Kyle couldn’t keep himself from laughing.
“What was decided in your meeting?” said the voice.
“None of your business.”
“But it is, you see. Nothing could be more my business. You wanted to sell the file to him, isn’t that right?”
“Yes, actually.”
“And is he buying?”
“No. He refused. He told me to do with it as I wished.”
“The truculent fool. So then the file is still for sale, I presume.”

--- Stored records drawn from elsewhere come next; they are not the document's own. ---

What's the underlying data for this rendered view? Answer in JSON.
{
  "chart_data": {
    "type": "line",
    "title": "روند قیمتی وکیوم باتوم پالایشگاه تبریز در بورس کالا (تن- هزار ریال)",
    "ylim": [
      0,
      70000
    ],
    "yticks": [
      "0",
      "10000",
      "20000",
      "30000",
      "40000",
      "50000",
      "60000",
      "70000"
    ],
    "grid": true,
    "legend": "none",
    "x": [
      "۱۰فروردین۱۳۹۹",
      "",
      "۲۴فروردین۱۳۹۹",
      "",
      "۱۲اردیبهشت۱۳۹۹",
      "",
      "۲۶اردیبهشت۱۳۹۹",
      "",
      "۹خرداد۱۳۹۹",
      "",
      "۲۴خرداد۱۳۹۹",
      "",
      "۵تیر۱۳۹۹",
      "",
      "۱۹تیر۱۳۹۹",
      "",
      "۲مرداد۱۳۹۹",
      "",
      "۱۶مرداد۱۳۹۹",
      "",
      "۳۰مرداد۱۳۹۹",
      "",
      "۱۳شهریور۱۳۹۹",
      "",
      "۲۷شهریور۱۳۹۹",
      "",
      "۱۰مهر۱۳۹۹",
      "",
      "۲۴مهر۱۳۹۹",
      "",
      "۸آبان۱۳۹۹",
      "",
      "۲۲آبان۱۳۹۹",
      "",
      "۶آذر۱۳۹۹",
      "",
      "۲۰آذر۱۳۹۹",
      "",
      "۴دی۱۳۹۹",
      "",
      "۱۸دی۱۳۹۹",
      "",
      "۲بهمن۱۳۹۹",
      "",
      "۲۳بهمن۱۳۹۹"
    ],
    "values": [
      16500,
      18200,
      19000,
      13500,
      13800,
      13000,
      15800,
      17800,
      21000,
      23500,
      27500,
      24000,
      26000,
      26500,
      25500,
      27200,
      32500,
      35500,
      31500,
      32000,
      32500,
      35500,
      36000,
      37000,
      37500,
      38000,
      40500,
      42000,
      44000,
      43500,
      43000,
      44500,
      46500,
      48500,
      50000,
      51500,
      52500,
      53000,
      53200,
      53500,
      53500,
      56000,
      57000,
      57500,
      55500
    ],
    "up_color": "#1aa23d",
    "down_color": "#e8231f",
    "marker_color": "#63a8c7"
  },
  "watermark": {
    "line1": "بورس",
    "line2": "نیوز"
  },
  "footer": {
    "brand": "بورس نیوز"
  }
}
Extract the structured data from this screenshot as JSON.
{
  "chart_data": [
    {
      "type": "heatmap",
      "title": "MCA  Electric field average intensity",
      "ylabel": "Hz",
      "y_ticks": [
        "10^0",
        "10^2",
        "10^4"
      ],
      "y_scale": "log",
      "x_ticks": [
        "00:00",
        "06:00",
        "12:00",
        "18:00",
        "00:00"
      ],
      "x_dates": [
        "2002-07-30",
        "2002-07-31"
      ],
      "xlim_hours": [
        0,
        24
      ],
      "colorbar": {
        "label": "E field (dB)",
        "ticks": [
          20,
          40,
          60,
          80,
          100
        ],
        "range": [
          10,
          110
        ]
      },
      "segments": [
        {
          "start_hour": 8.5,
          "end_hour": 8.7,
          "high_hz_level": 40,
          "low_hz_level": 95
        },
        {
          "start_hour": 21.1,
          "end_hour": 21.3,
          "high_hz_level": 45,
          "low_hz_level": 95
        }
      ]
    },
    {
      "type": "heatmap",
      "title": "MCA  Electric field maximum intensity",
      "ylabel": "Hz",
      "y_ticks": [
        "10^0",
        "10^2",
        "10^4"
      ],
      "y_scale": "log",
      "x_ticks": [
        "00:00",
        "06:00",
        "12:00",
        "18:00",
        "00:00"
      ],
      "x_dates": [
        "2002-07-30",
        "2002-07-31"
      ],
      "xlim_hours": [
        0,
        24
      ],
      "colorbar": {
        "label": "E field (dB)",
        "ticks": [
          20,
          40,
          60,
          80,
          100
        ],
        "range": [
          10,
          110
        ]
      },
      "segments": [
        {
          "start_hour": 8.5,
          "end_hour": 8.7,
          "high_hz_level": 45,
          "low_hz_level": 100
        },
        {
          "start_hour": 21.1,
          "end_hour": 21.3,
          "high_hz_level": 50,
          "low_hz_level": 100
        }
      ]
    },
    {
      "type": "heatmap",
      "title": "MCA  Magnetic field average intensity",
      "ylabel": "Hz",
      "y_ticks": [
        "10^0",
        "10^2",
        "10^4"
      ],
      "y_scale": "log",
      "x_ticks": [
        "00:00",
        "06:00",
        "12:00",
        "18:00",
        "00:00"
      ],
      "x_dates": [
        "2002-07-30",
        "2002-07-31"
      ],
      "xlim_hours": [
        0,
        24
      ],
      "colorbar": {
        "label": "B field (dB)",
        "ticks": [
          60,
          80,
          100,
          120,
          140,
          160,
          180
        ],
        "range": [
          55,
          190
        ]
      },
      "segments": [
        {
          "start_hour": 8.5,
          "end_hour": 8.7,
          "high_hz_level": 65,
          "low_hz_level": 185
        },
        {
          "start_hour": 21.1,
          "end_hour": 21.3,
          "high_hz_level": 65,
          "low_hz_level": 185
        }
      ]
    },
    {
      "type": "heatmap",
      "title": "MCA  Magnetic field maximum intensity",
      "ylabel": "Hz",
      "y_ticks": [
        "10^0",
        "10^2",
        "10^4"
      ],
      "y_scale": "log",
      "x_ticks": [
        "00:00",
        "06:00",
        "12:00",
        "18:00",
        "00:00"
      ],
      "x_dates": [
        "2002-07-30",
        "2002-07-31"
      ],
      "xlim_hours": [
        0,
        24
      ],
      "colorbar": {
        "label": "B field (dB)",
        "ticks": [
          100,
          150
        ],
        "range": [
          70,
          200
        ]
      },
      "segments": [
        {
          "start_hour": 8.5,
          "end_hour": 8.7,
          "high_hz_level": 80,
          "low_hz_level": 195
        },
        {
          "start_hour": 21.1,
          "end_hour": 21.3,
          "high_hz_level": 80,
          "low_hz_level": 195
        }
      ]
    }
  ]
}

Kyle thought for a moment and laughed again. This time he laughed because, even though he had never heard the voice before, he realized exactly whom he was talking to. “Yes, it’s still for sale.” “Do you have a price in mind?”
“Half a mil.”
“You are an ambitious guttersnipe, aren’t you?”
“Aren’t we all?”
“Yes, I suppose. But it’s important we each remember our respective stations. That’s something your father frequently forgot.” She gave him an address in Chestnut Hill, among the toniest old-line neighborhoods in the city. “Can you find it?”
“Probably.”
“You will come tonight, you will bring the file, we will discuss your price.”
“There won’t be any discussion,” said Kyle. “And no checks. Cash.”
“I wouldn’t have it any other way. And of course you will come alone.”
“Don’t worry about that, I’m not into sharing.”
“Just like your father.”
“You’ll have the money when I show?”
“Of course I will, dear. I’ll keep up my end, I always do. Nine o’clock. Don’t be late. Ciao.”